I was blessed to marry the love of my life a few months ago. After a delay of over a year, we wound up having two ceremonies: a civil ceremony in our backyard and a church wedding in Ireland.
Sounds amazing, right? And it was. I’m very happy with the way things eventually came together. The problem is that I still have some unresolved feelings about certain aspects, feelings that I have written off because of trying to focus on the positive and not wanting to complain.
Luckily, these feelings have been triggered so I can fully deal with them before they bury themselves uncomfortably in my psyche.
Last weekend I went wedding/bridesmaid dress shopping with a very dear friend, the rest of the maids, the mother of the bride, and a couple of other people. There was breakfast, champagne, a nice lunch and much festive girlishness that only bridal parties can do. Super fun!
So much fun, it made me sad. I never had a day like that. Not because of any tragic reason, but because I decided I wasn’t special enough for it. Nobody tried to make a big deal out of my dress shopping. My mother was living out of town. I didn’t have the budget for much of a dress anyway.

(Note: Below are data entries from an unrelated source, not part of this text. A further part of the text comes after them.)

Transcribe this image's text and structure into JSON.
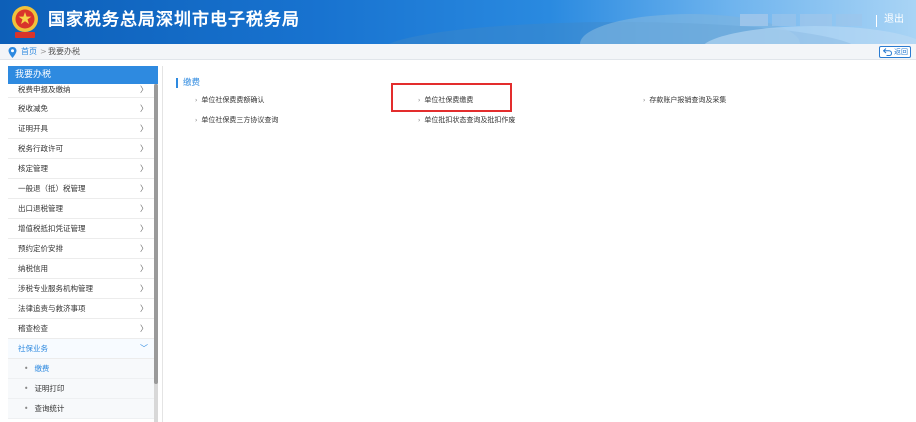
{
  "header": {
    "title": "国家税务总局深圳市电子税务局",
    "logout_label": "退出",
    "emblem_icon": "tax-emblem-icon"
  },
  "breadcrumb": {
    "home": "首页",
    "current": "我要办税",
    "back_label": "返回"
  },
  "sidebar": {
    "heading": "我要办税",
    "items": [
      {
        "label": "税费申报及缴纳"
      },
      {
        "label": "税收减免"
      },
      {
        "label": "证明开具"
      },
      {
        "label": "税务行政许可"
      },
      {
        "label": "核定管理"
      },
      {
        "label": "一般退（抵）税管理"
      },
      {
        "label": "出口退税管理"
      },
      {
        "label": "增值税抵扣凭证管理"
      },
      {
        "label": "预约定价安排"
      },
      {
        "label": "纳税信用"
      },
      {
        "label": "涉税专业服务机构管理"
      },
      {
        "label": "法律追责与救济事项"
      },
      {
        "label": "稽查检查"
      },
      {
        "label": "社保业务"
      }
    ],
    "sub_items": [
      {
        "label": "缴费"
      },
      {
        "label": "证明打印"
      },
      {
        "label": "查询统计"
      }
    ]
  },
  "main": {
    "section_title": "缴费",
    "links": [
      {
        "label": "单位社保费费额确认"
      },
      {
        "label": "单位社保费缴费"
      },
      {
        "label": "存款账户报销查询及采集"
      },
      {
        "label": "单位社保费三方协议查询"
      },
      {
        "label": "单位批扣状态查询及批扣作废"
      }
    ]
  },
  "colors": {
    "accent": "#2e8ae0",
    "highlight": "#e32d2d",
    "header_dark": "#0d5fb8"
  }
}
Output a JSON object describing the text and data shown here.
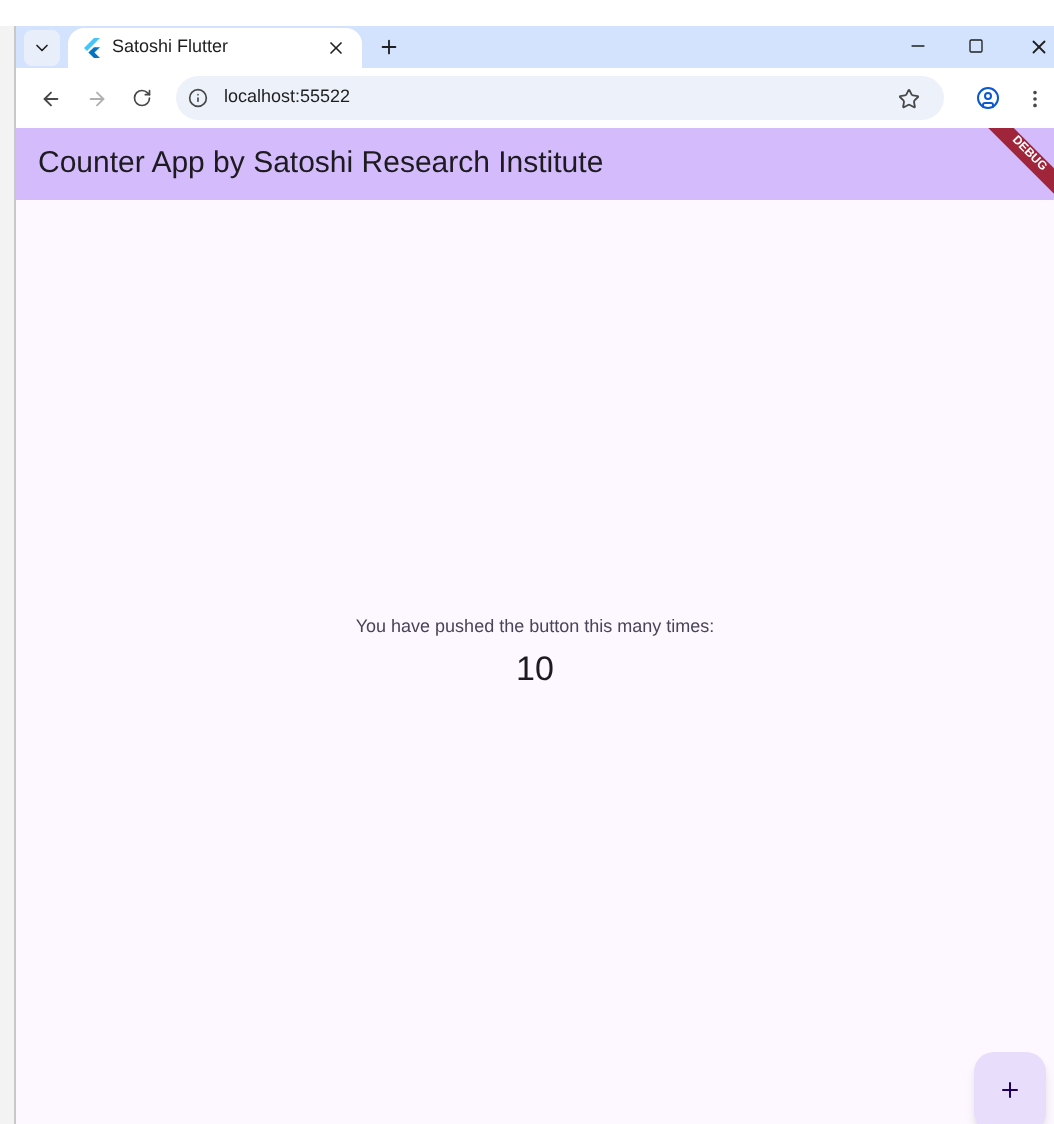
{
  "browser": {
    "tabs": [
      {
        "title": "Satoshi Flutter",
        "selected": true
      }
    ],
    "url": "localhost:55522"
  },
  "app_bar": {
    "title": "Counter App by Satoshi Research Institute"
  },
  "debug_banner": {
    "label": "DEBUG"
  },
  "body": {
    "message": "You have pushed the button this many times:",
    "counter": "10"
  }
}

Now, I regret not making a bigger deal out of it. There were a couple of things, major things, that I couldn’t control. But I could have gone to a bridal shop and gotten the royal treatment just for the heck of it. It’s not like there’s a charge to go try on dresses.
I guess I didn’t want to do something so impractical. Now I know that whether I wound up buying an expensive dress or not (and I’m very happy with the two I got for less than what I’d budgeted for one), it would have been really nice to have the experience. I was worth the experience! And now I’ll never have it.
What I do have is a bit more wisdom. Feeling special can really only come from ourselves, and we’re the only ones who can prevent that feeling from happening.
Case in point: my bachelorette party was AWESOME! My friends and sisters made me feel incredibly special and threw me one heck of a perfect shindig. The friend I just went dress shopping with made sure we celebrated the whole weekend. I am deeply grateful for that weekend.
Bottom Line: always err on the side of too much special.